Sherry Chandler » Who will someday write novels
Who will someday write novels
about Billy Collins and Dana Gioia?
Jude Morgan has novelized Byron, Keats, and Shelley in a tome entitled Passion: A Novel of the Romantic Poets (St. Martin’s Press, 2005).
A passage from the review by Yvonne Zipp, from Powell’s, originally in the Christian Science Monitor:
Instead of the head-on approach, Morgan instead explores the lives of four of the women who loved the poets (Byron, of course, gets more than his fair share): the high-strung Lady Caroline Lamb, who has an affair with Byron; sparkling Fanny Brawne, who was engaged to Keats before his untimely death; generous, sunny Augusta Leigh, half-sister and lover of Byron; and Mary Shelley, Percy’s teen bride and author of Frankenstein.
Morgan opens with the attempted suicide of Mary Wollstonecraft, protofeminist and author. And Wollstonecraft, with her radical idealism and defiance of society, serves as matriarch to all, not just her famous daughter. After Wollstonecraft dies as a result of childbirth, the novel catalogs the childhood of the four women.

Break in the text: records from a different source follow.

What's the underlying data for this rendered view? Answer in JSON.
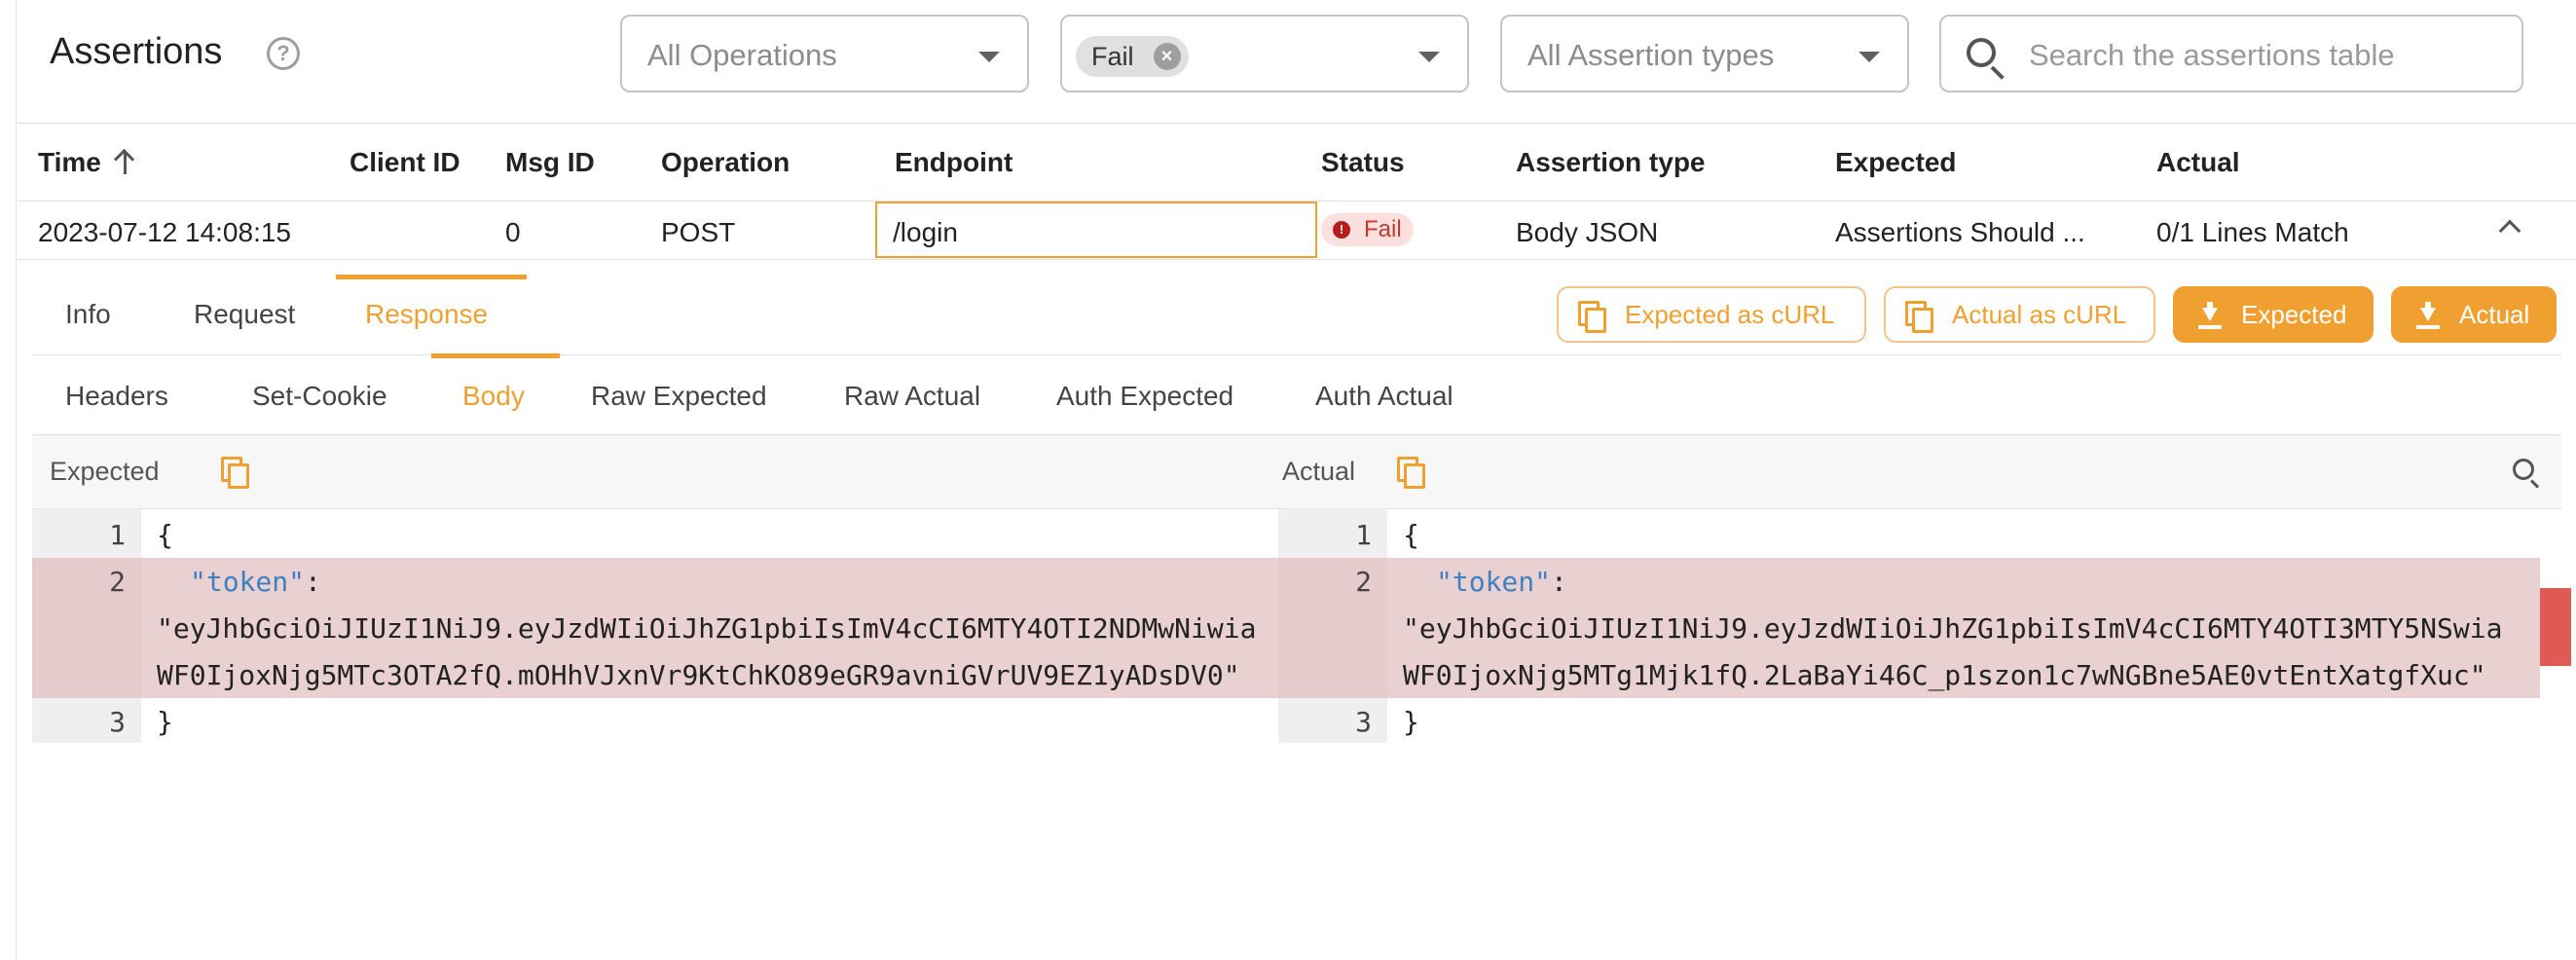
{
  "header": {
    "title": "Assertions",
    "operations_placeholder": "All Operations",
    "status_chip": "Fail",
    "assertion_types_placeholder": "All Assertion types",
    "search_placeholder": "Search the assertions table"
  },
  "table": {
    "columns": [
      "Time",
      "Client ID",
      "Msg ID",
      "Operation",
      "Endpoint",
      "Status",
      "Assertion type",
      "Expected",
      "Actual"
    ],
    "rows": [
      {
        "time": "2023-07-12 14:08:15",
        "client_id": "",
        "msg_id": "0",
        "operation": "POST",
        "endpoint": "/login",
        "status": "Fail",
        "assertion_type": "Body JSON",
        "expected": "Assertions Should ...",
        "actual": "0/1 Lines Match"
      }
    ]
  },
  "detail": {
    "tabs": [
      "Info",
      "Request",
      "Response"
    ],
    "active_tab": "Response",
    "buttons": {
      "expected_curl": "Expected as cURL",
      "actual_curl": "Actual as cURL",
      "expected": "Expected",
      "actual": "Actual"
    },
    "subtabs": [
      "Headers",
      "Set-Cookie",
      "Body",
      "Raw Expected",
      "Raw Actual",
      "Auth Expected",
      "Auth Actual"
    ],
    "active_subtab": "Body"
  },
  "diff": {
    "expected_label": "Expected",
    "actual_label": "Actual",
    "line_numbers": [
      "1",
      "2",
      "3"
    ],
    "open_brace": "{",
    "close_brace": "}",
    "key": "\"token\"",
    "colon": ":",
    "expected_value_line1": "\"eyJhbGciOiJIUzI1NiJ9.eyJzdWIiOiJhZG1pbiIsImV4cCI6MTY4OTI2NDMwNiwia",
    "expected_value_line2": "WF0IjoxNjg5MTc3OTA2fQ.mOHhVJxnVr9KtChKO89eGR9avniGVrUV9EZ1yADsDV0\"",
    "actual_value_line1": "\"eyJhbGciOiJIUzI1NiJ9.eyJzdWIiOiJhZG1pbiIsImV4cCI6MTY4OTI3MTY5NSwia",
    "actual_value_line2": "WF0IjoxNjg5MTg1Mjk1fQ.2LaBaYi46C_p1szon1c7wNGBne5AE0vtEntXatgfXuc\""
  },
  "colors": {
    "accent": "#f0a030",
    "fail_text": "#c0392b",
    "diff_bg": "#e9d0d1",
    "json_key": "#3f7fc2"
  }
}
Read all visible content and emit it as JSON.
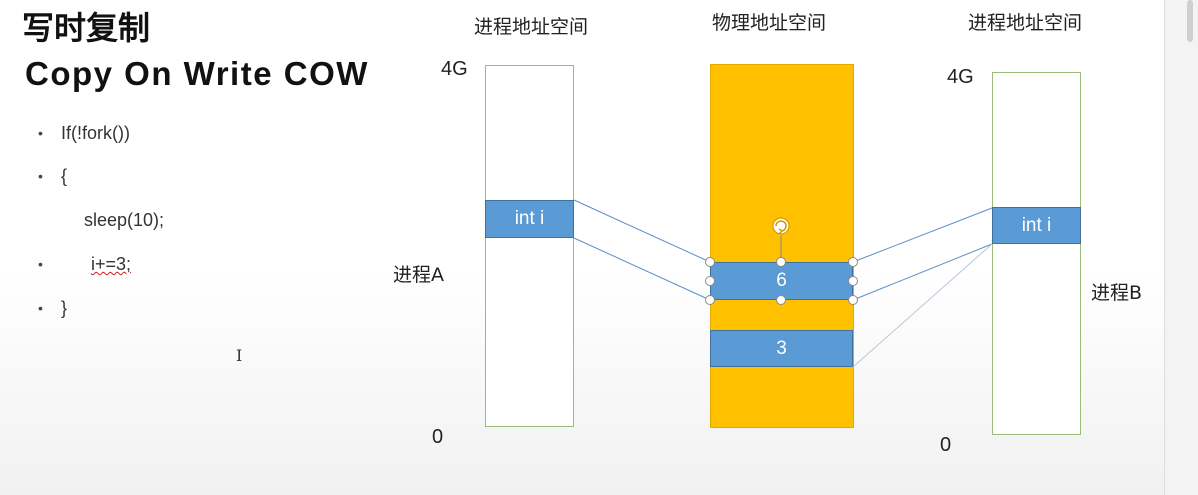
{
  "slide": {
    "title": "写时复制",
    "subtitle": "Copy On Write COW"
  },
  "code": {
    "bullet": "•",
    "lines": [
      "If(!fork())",
      "{",
      "sleep(10);",
      "i+=3;",
      "}"
    ]
  },
  "cursor_glyph": "I",
  "diagram": {
    "process_a": {
      "title": "进程地址空间",
      "label": "进程A",
      "top_label": "4G",
      "bottom_label": "0",
      "cell_label": "int i"
    },
    "physical": {
      "title": "物理地址空间",
      "cell_selected_value": "6",
      "cell_copy_value": "3"
    },
    "process_b": {
      "title": "进程地址空间",
      "label": "进程B",
      "top_label": "4G",
      "bottom_label": "0",
      "cell_label": "int i"
    },
    "colors": {
      "physical_fill": "#ffc000",
      "cell_fill": "#5b9bd5",
      "address_border": "#9bbb7a",
      "mapping_line": "#5b8fc9"
    }
  }
}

Some readers may find the early pages slow (Bring on Bryon!), but the wealth of detail and Morgan’s amazing ability to re-create what these women might have thought and felt are worth savoring. The novel is meticulously researched, but scholarship never outweighs storytelling.
…
The men might have the fame, but they never quite come to life in the same way as the women, particularly Augusta and Mary. Shelley, despite his espousal of free love, somehow seems a prig. Byron and Keats get plenty of clever witticisms (a running gag has both men making fun of Wordsworth) but sometimes their genius feels stated rather than observed.
But these are minor quibbles. For lovers of literature, Passion more than lives up to its title.